L'instrumentalisation de la "menace géorgienne" a commencé en Abkhazie en 1993. Les échecs et les erreurs des autorités abkhazes étaient imputés à des "manigances de Tbilissi". La corruption et le népotisme aux échelons les plus hauts étaient présentés comme un moindre mal comparativement au péril extérieur. Le clan au pouvoir du président Vladislav Ardzinba avait monopolisé le patriotisme et l'idée de la défense de la structure étatique abkhaze. Cependant, tant le premier président de la république et son entourage que le successeur officiel Raoul Khadjimba ont sous-estimé les défis internes lancés à leur propre pouvoir. Les dirigeants de l'Etat non reconnu avaient l'illusion qu'il suffisait d'accuser l'opposant de sympathies pro géorgiennes pour garantir la sécurité du pouvoir en place. Cependant, l'étiquette de "complice de Tbilissi" ne fait plus recette. C'est ainsi que de nombreux compagnons d'hier du "père fondateur" de l'Abkhazie et qu'une partie non négligeable de son électorat ont rejoint les rangs de l'opposition parce qu'ils n'acceptaient pas l' "aristocratisation" de l'élite dirigeante et la mise à l'écart des défenseurs les plus actifs de l'indépendance de la république.
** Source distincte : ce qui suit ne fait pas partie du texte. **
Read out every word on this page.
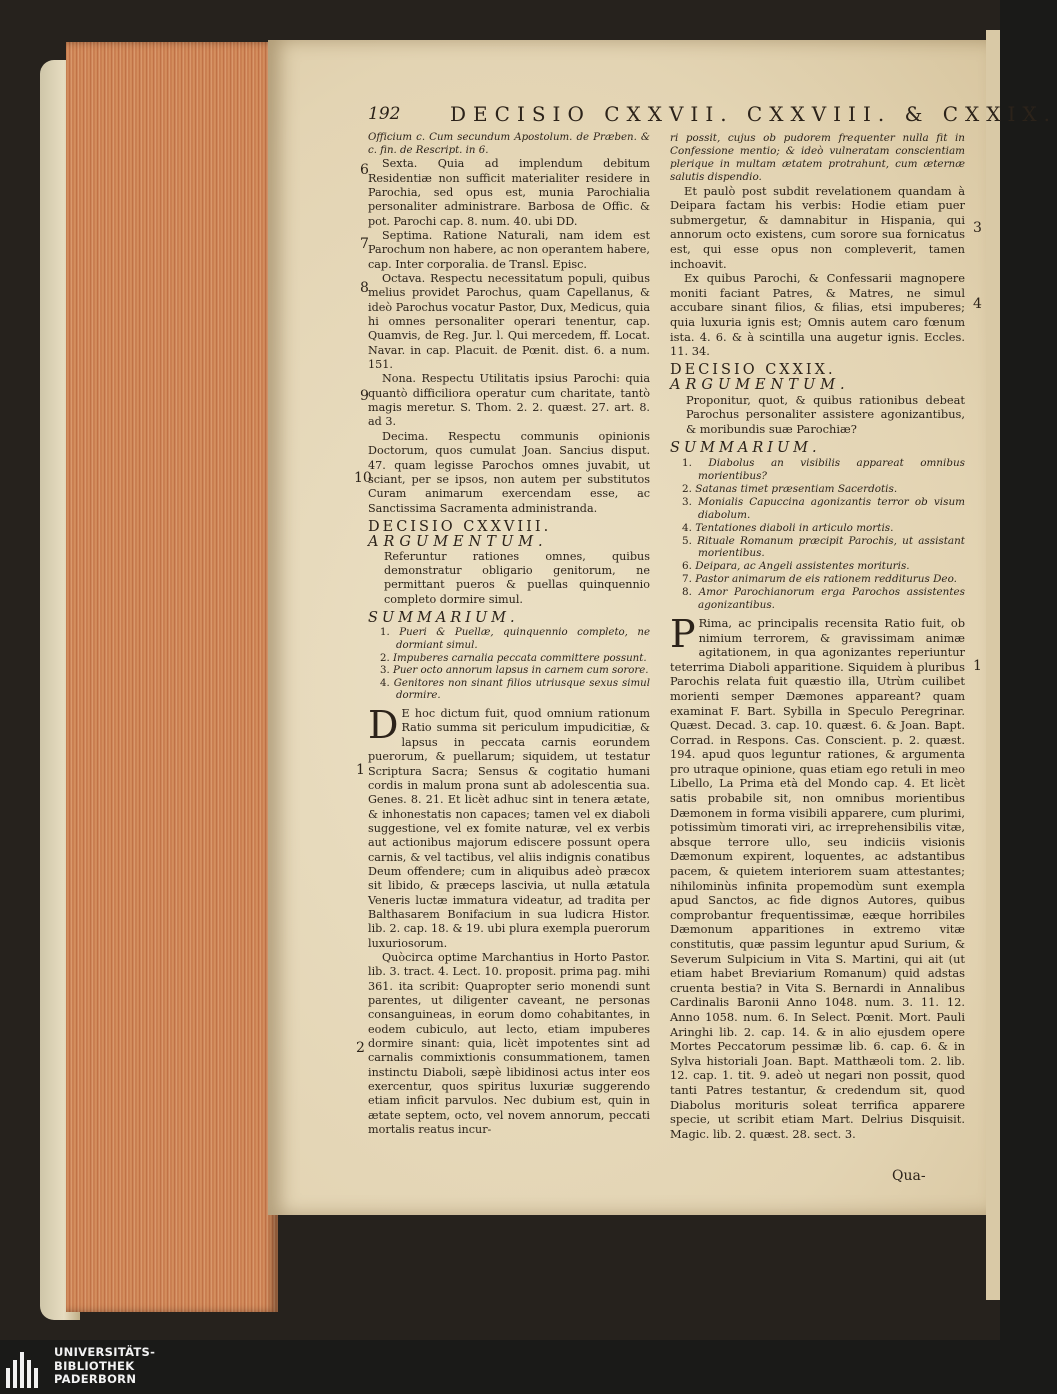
192 DECISIO CXXVII. CXXVIII. & CXXIX.
6
7
8
9
10
1
2
3
4
1

Officium c. Cum secundum Apostolum. de Præben. & c. fin. de Rescript. in 6.

Sexta. Quia ad implendum debitum Residentiæ non sufficit materialiter residere in Parochia, sed opus est, munia Parochialia personaliter administrare. Barbosa de Offic. & pot. Parochi cap. 8. num. 40. ubi DD.

Septima. Ratione Naturali, nam idem est Parochum non habere, ac non operantem habere, cap. Inter corporalia. de Transl. Episc.

Octava. Respectu necessitatum populi, quibus melius providet Parochus, quam Capellanus, & ideò Parochus vocatur Pastor, Dux, Medicus, quia hi omnes personaliter operari tenentur, cap. Quamvis, de Reg. Jur. l. Qui mercedem, ff. Locat. Navar. in cap. Placuit. de Pœnit. dist. 6. a num. 151.

Nona. Respectu Utilitatis ipsius Parochi: quia quantò difficiliora operatur cum charitate, tantò magis meretur. S. Thom. 2. 2. quæst. 27. art. 8. ad 3.

Decima. Respectu communis opinionis Doctorum, quos cumulat Joan. Sancius disput. 47. quam legisse Parochos omnes juvabit, ut sciant, per se ipsos, non autem per substitutos Curam animarum exercendam esse, ac Sanctissima Sacramenta administranda.

DECISIO CXXVIII.

ARGUMENTUM.

Referuntur rationes omnes, quibus demonstratur obligario genitorum, ne permittant pueros & puellas quinquennio completo dormire simul.

SUMMARIUM.

1. Pueri & Puellæ, quinquennio completo, ne dormiant simul.

2. Impuberes carnalia peccata committere possunt.

3. Puer octo annorum lapsus in carnem cum sorore.

4. Genitores non sinant filios utriusque sexus simul dormire.

D E hoc dictum fuit, quod omnium rationum Ratio summa sit periculum impudicitiæ, & lapsus in peccata carnis eorundem puerorum, & puellarum; siquidem, ut testatur Scriptura Sacra; Sensus & cogitatio humani cordis in malum prona sunt ab adolescentia sua. Genes. 8. 21. Et licèt adhuc sint in tenera ætate, & inhonestatis non capaces; tamen vel ex diaboli suggestione, vel ex fomite naturæ, vel ex verbis aut actionibus majorum ediscere possunt opera carnis, & vel tactibus, vel aliis indignis conatibus Deum offendere; cum in aliquibus adeò præcox sit libido, & præceps lascivia, ut nulla ætatula Veneris luctæ immatura videatur, ad tradita per Balthasarem Bonifacium in sua ludicra Histor. lib. 2. cap. 18. & 19. ubi plura exempla puerorum luxuriosorum.

Quòcirca optime Marchantius in Horto Pastor. lib. 3. tract. 4. Lect. 10. proposit. prima pag. mihi 361. ita scribit: Quapropter serio monendi sunt parentes, ut diligenter caveant, ne personas consanguineas, in eorum domo cohabitantes, in eodem cubiculo, aut lecto, etiam impuberes dormire sinant: quia, licèt impotentes sint ad carnalis commixtionis consummationem, tamen instinctu Diaboli, sæpè libidinosi actus inter eos exercentur, quos spiritus luxuriæ suggerendo etiam inficit parvulos. Nec dubium est, quin in ætate septem, octo, vel novem annorum, peccati mortalis reatus incur-

ri possit, cujus ob pudorem frequenter nulla fit in Confessione mentio; & ideò vulneratam conscientiam plerique in multam ætatem protrahunt, cum æternæ salutis dispendio.

Et paulò post subdit revelationem quandam à Deipara factam his verbis: Hodie etiam puer submergetur, & damnabitur in Hispania, qui annorum octo existens, cum sorore sua fornicatus est, qui esse opus non compleverit, tamen inchoavit.

Ex quibus Parochi, & Confessarii magnopere moniti faciant Patres, & Matres, ne simul accubare sinant filios, & filias, etsi impuberes; quia luxuria ignis est; Omnis autem caro fœnum ista. 4. 6. & à scintilla una augetur ignis. Eccles. 11. 34.

DECISIO CXXIX.

ARGUMENTUM.

Proponitur, quot, & quibus rationibus debeat Parochus personaliter assistere agonizantibus, & moribundis suæ Parochiæ?

SUMMARIUM.

1. Diabolus an visibilis appareat omnibus morientibus?

2. Satanas timet præsentiam Sacerdotis.

3. Monialis Capuccina agonizantis terror ob visum diabolum.

4. Tentationes diaboli in articulo mortis.

5. Rituale Romanum præcipit Parochis, ut assistant morientibus.

6. Deipara, ac Angeli assistentes morituris.

7. Pastor animarum de eis rationem redditurus Deo.

8. Amor Parochianorum erga Parochos assistentes agonizantibus.

P Rima, ac principalis recensita Ratio fuit, ob nimium terrorem, & gravissimam animæ agitationem, in qua agonizantes reperiuntur teterrima Diaboli apparitione. Siquidem à pluribus Parochis relata fuit quæstio illa, Utrùm cuilibet morienti semper Dæmones appareant? quam examinat F. Bart. Sybilla in Speculo Peregrinar. Quæst. Decad. 3. cap. 10. quæst. 6. & Joan. Bapt. Corrad. in Respons. Cas. Conscient. p. 2. quæst. 194. apud quos leguntur rationes, & argumenta pro utraque opinione, quas etiam ego retuli in meo Libello, La Prima età del Mondo cap. 4. Et licèt satis probabile sit, non omnibus morientibus Dæmonem in forma visibili apparere, cum plurimi, potissimùm timorati viri, ac irreprehensibilis vitæ, absque terrore ullo, seu indiciis visionis Dæmonum expirent, loquentes, ac adstantibus pacem, & quietem interiorem suam attestantes; nihilominùs infinita propemodùm sunt exempla apud Sanctos, ac fide dignos Autores, quibus comprobantur frequentissimæ, eæque horribiles Dæmonum apparitiones in extremo vitæ constitutis, quæ passim leguntur apud Surium, & Severum Sulpicium in Vita S. Martini, qui ait (ut etiam habet Breviarium Romanum) quid adstas cruenta bestia? in Vita S. Bernardi in Annalibus Cardinalis Baronii Anno 1048. num. 3. 11. 12. Anno 1058. num. 6. In Select. Pœnit. Mort. Pauli Aringhi lib. 2. cap. 14. & in alio ejusdem opere Mortes Peccatorum pessimæ lib. 6. cap. 6. & in Sylva historiali Joan. Bapt. Matthæoli tom. 2. lib. 12. cap. 1. tit. 9. adeò ut negari non possit, quod tanti Patres testantur, & credendum sit, quod Diabolus morituris soleat terrifica apparere specie, ut scribit etiam Mart. Delrius Disquisit. Magic. lib. 2. quæst. 28. sect. 3.

Qua-
UNIVERSITÄTS-
BIBLIOTHEK
PADERBORN
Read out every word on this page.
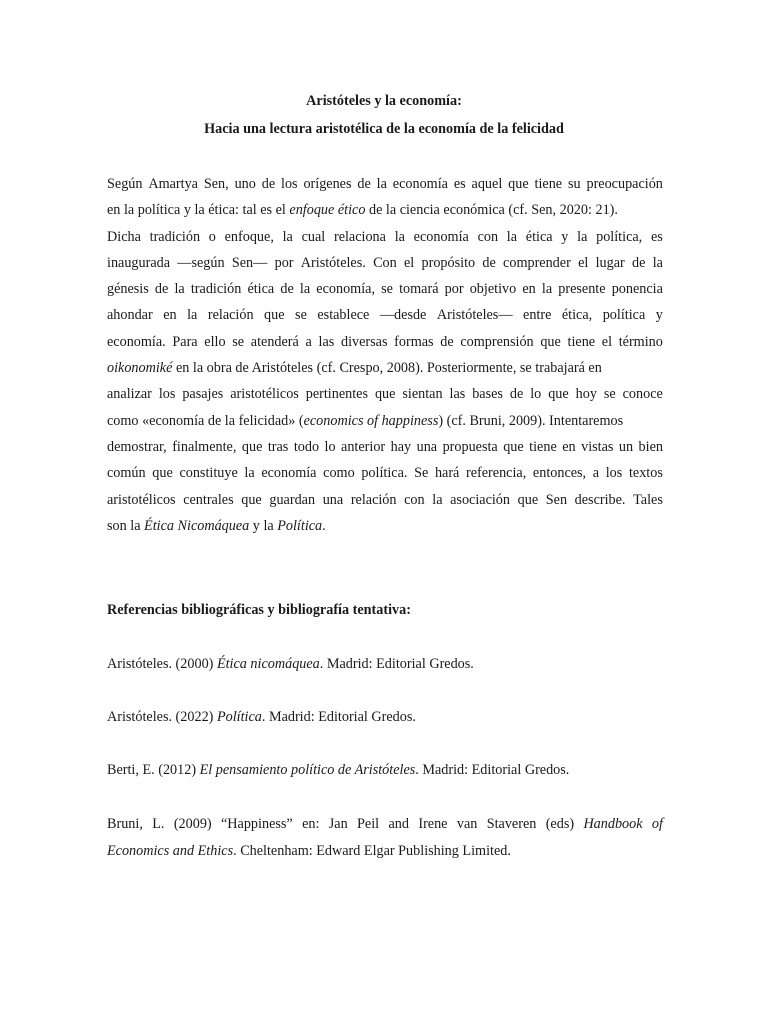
Aristóteles y la economía:
Hacia una lectura aristotélica de la economía de la felicidad
Según Amartya Sen, uno de los orígenes de la economía es aquel que tiene su preocupación
en la política y la ética: tal es el enfoque ético de la ciencia económica (cf. Sen, 2020: 21).
Dicha tradición o enfoque, la cual relaciona la economía con la ética y la política, es
inaugurada —según Sen— por Aristóteles. Con el propósito de comprender el lugar de la
génesis de la tradición ética de la economía, se tomará por objetivo en la presente ponencia
ahondar en la relación que se establece —desde Aristóteles— entre ética, política y
economía. Para ello se atenderá a las diversas formas de comprensión que tiene el término
oikonomiké en la obra de Aristóteles (cf. Crespo, 2008). Posteriormente, se trabajará en
analizar los pasajes aristotélicos pertinentes que sientan las bases de lo que hoy se conoce
como «economía de la felicidad» (economics of happiness) (cf. Bruni, 2009). Intentaremos
demostrar, finalmente, que tras todo lo anterior hay una propuesta que tiene en vistas un bien
común que constituye la economía como política. Se hará referencia, entonces, a los textos
aristotélicos centrales que guardan una relación con la asociación que Sen describe. Tales
son la Ética Nicomáquea y la Política.
Referencias bibliográficas y bibliografía tentativa:
Aristóteles. (2000) Ética nicomáquea. Madrid: Editorial Gredos.
Aristóteles. (2022) Política. Madrid: Editorial Gredos.
Berti, E. (2012) El pensamiento político de Aristóteles. Madrid: Editorial Gredos.
Bruni, L. (2009) “Happiness” en: Jan Peil and Irene van Staveren (eds) Handbook of
Economics and Ethics. Cheltenham: Edward Elgar Publishing Limited.
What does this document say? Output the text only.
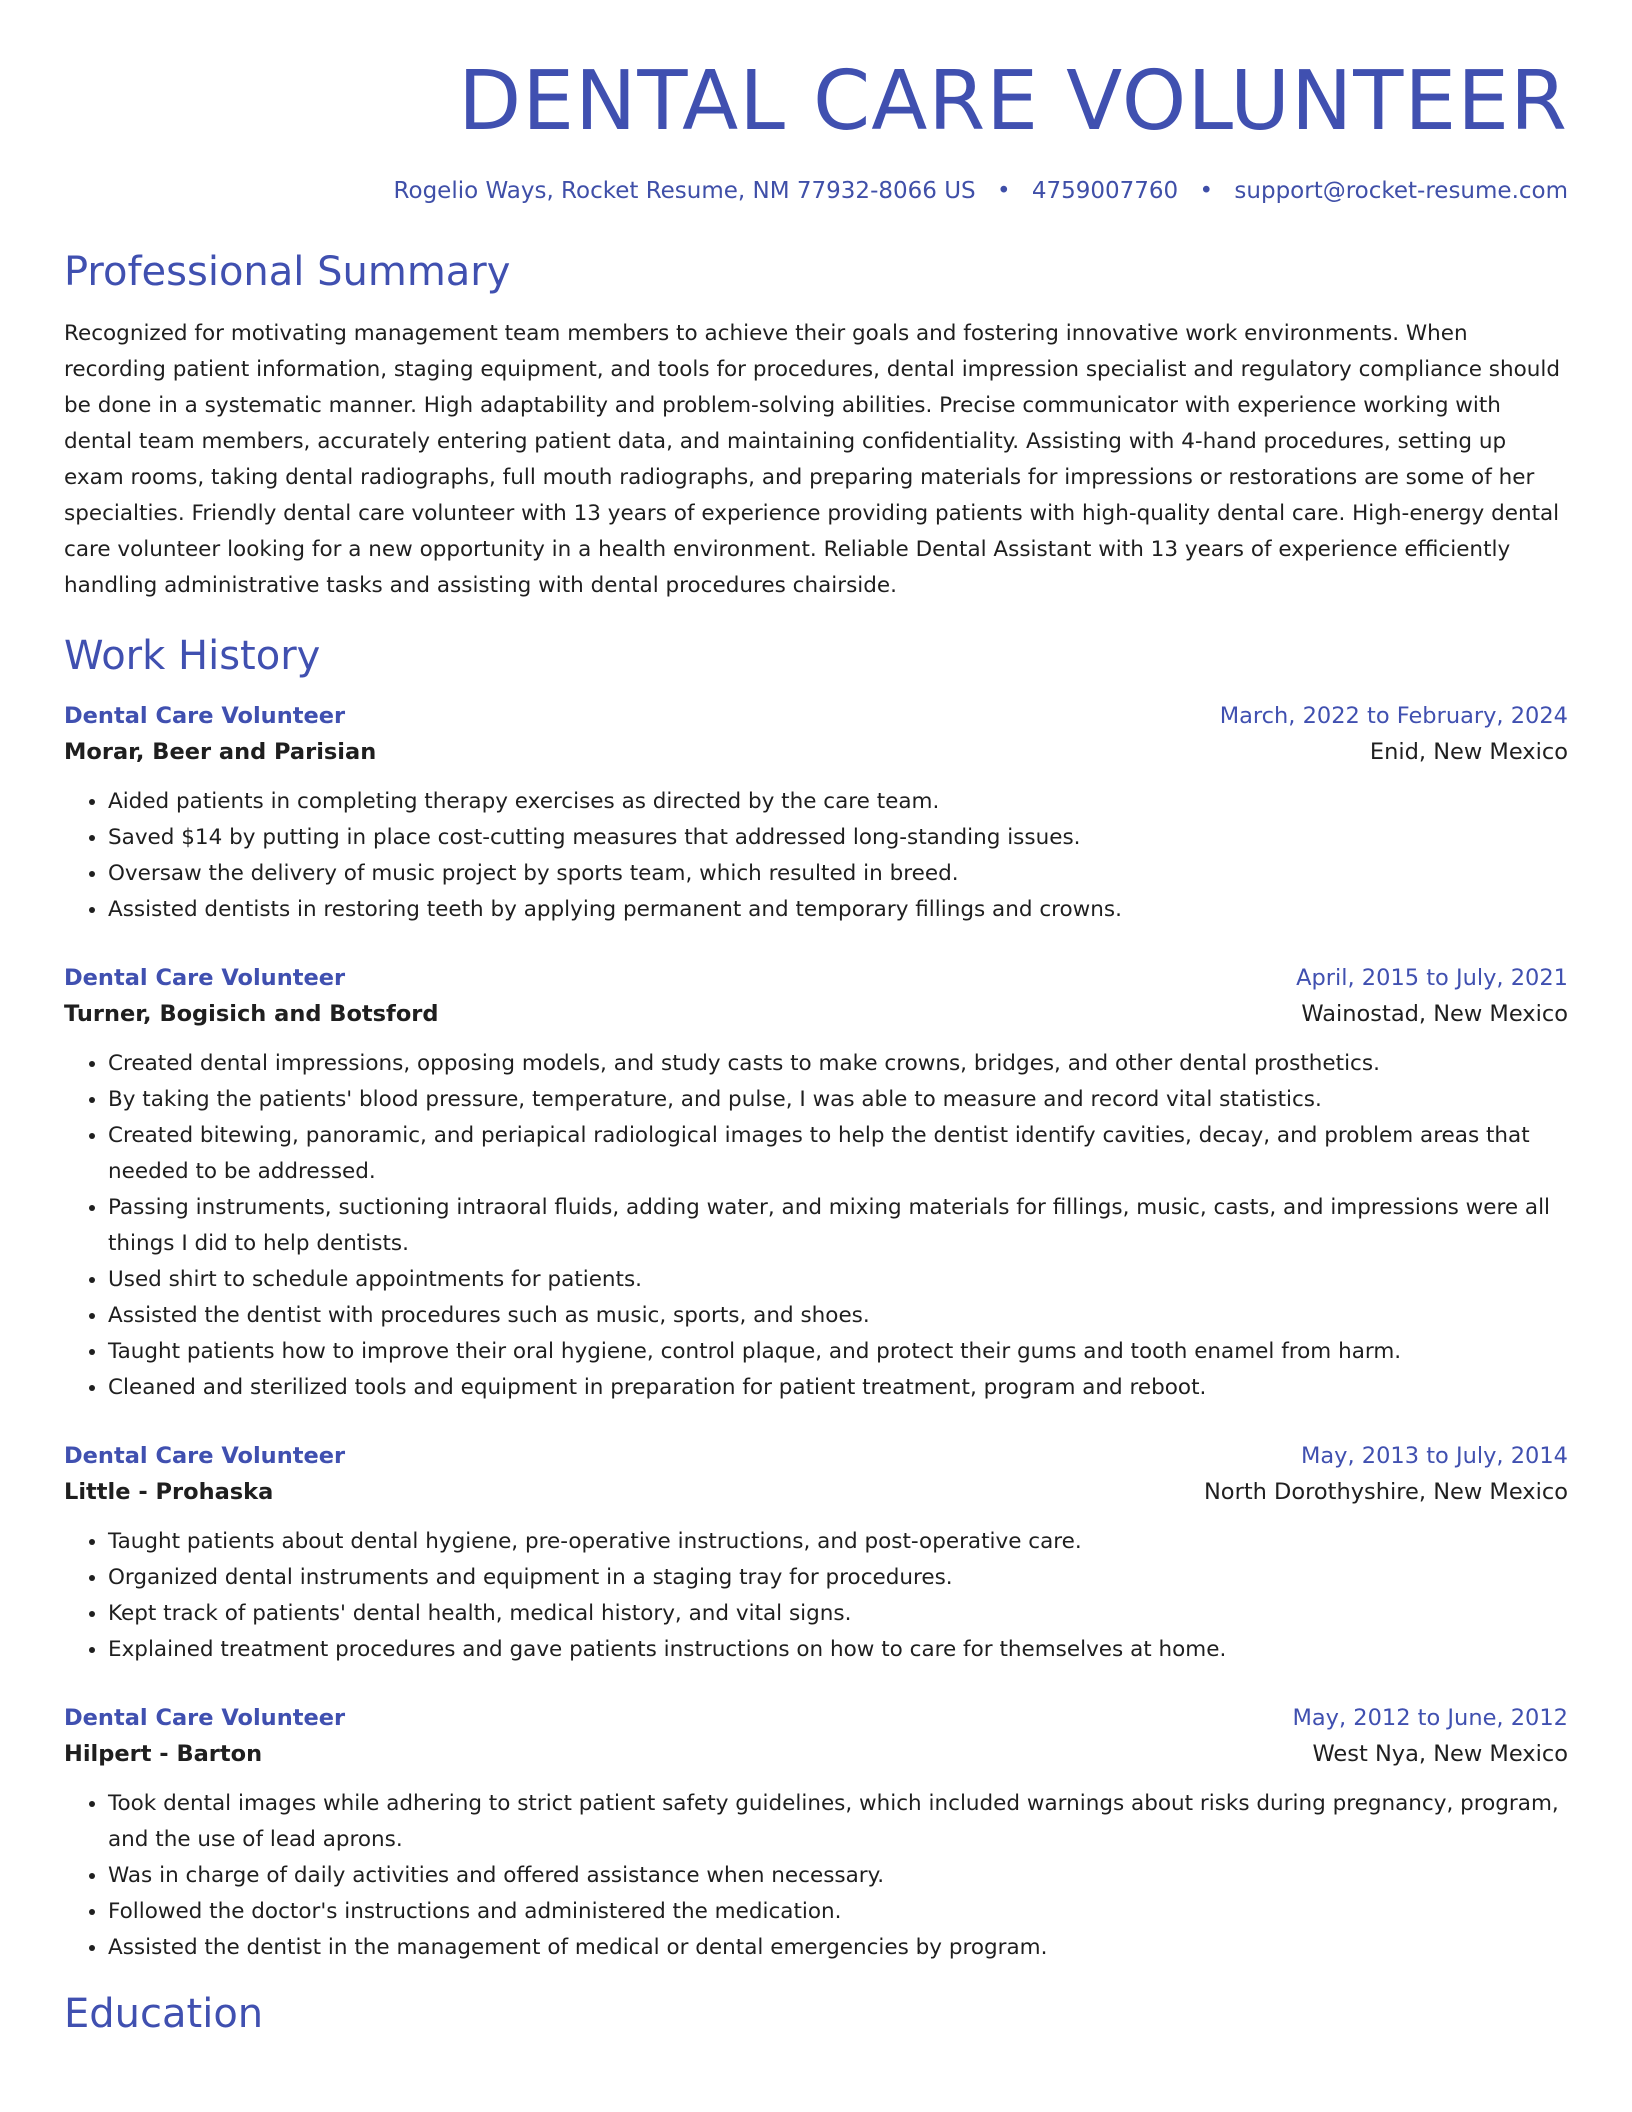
DENTAL CARE VOLUNTEER
Rogelio Ways, Rocket Resume, NM 77932-8066 US • 4759007760 • support@rocket-resume.com
Professional Summary
Recognized for motivating management team members to achieve their goals and fostering innovative work environments. When recording patient information, staging equipment, and tools for procedures, dental impression specialist and regulatory compliance should be done in a systematic manner. High adaptability and problem-solving abilities. Precise communicator with experience working with dental team members, accurately entering patient data, and maintaining confidentiality. Assisting with 4-hand procedures, setting up exam rooms, taking dental radiographs, full mouth radiographs, and preparing materials for impressions or restorations are some of her specialties. Friendly dental care volunteer with 13 years of experience providing patients with high-quality dental care. High-energy dental care volunteer looking for a new opportunity in a health environment. Reliable Dental Assistant with 13 years of experience efficiently handling administrative tasks and assisting with dental procedures chairside.
Work History
Dental Care Volunteer	March, 2022 to February, 2024
Morar, Beer and Parisian	Enid, New Mexico
• Aided patients in completing therapy exercises as directed by the care team.
• Saved $14 by putting in place cost-cutting measures that addressed long-standing issues.
• Oversaw the delivery of music project by sports team, which resulted in breed.
• Assisted dentists in restoring teeth by applying permanent and temporary fillings and crowns.
Dental Care Volunteer	April, 2015 to July, 2021
Turner, Bogisich and Botsford	Wainostad, New Mexico
• Created dental impressions, opposing models, and study casts to make crowns, bridges, and other dental prosthetics.
• By taking the patients' blood pressure, temperature, and pulse, I was able to measure and record vital statistics.
• Created bitewing, panoramic, and periapical radiological images to help the dentist identify cavities, decay, and problem areas that needed to be addressed.
• Passing instruments, suctioning intraoral fluids, adding water, and mixing materials for fillings, music, casts, and impressions were all things I did to help dentists.
• Used shirt to schedule appointments for patients.
• Assisted the dentist with procedures such as music, sports, and shoes.
• Taught patients how to improve their oral hygiene, control plaque, and protect their gums and tooth enamel from harm.
• Cleaned and sterilized tools and equipment in preparation for patient treatment, program and reboot.
Dental Care Volunteer	May, 2013 to July, 2014
Little - Prohaska	North Dorothyshire, New Mexico
• Taught patients about dental hygiene, pre-operative instructions, and post-operative care.
• Organized dental instruments and equipment in a staging tray for procedures.
• Kept track of patients' dental health, medical history, and vital signs.
• Explained treatment procedures and gave patients instructions on how to care for themselves at home.
Dental Care Volunteer	May, 2012 to June, 2012
Hilpert - Barton	West Nya, New Mexico
• Took dental images while adhering to strict patient safety guidelines, which included warnings about risks during pregnancy, program, and the use of lead aprons.
• Was in charge of daily activities and offered assistance when necessary.
• Followed the doctor's instructions and administered the medication.
• Assisted the dentist in the management of medical or dental emergencies by program.
Education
"Pour quoi avons-nous lutté ?" demandent les dirigeants de l'opposition abkhaze. La société abkhaze, fortement influencée par les institutions traditionnelles (la démocratie directe, entre autres), a de mauvaises assises verticales. Ce fait n'a pas été pris en compte non plus par le Kremlin qui, plutôt que de mettre ses oeufs dans des paniers différents, a misé exclusivement sur Raoul Khadjimba. Pourtant, dès le mois de mai 2003, l'"Abkhaz moscovite" influent Alexandre Ankvab avait déclaré que "lors des prochaines élections, il ne sera plus possible de nommer un président en sollicitant l'appareil administratif". Seulement, en décidant de lancer l'opération "successeur" selon le modèle russe, le clan au pouvoir a fait abstraction du contexte socio-culturel abkhaz. Au lieu d'utiliser les instruments traditionnels de légitimation du pouvoir (par exemple, les réunions électorales), l'élite dirigeante a décidé de mobiliser l'appareil administratif pour parvenir à ses fins. Mais ce qui est valable en Russie ne l'a pas été en Abkhazie. Les sentiments pro-russes des Abkhazes eux aussi ont été surestimés. Si les Abkhazes sont prêts à accepter un soutien militaro-politique de la Russie et à utiliser celle-ci en fonction de la situation, ils ne se sont pas avérés aussi dociles que l'électorat russe. Le vote en faveur de Sergueï Bagapch et des trois autres candidats au poste de président de la république a montré que les intérêts abkhaz et russe étaient loin d'être identiques.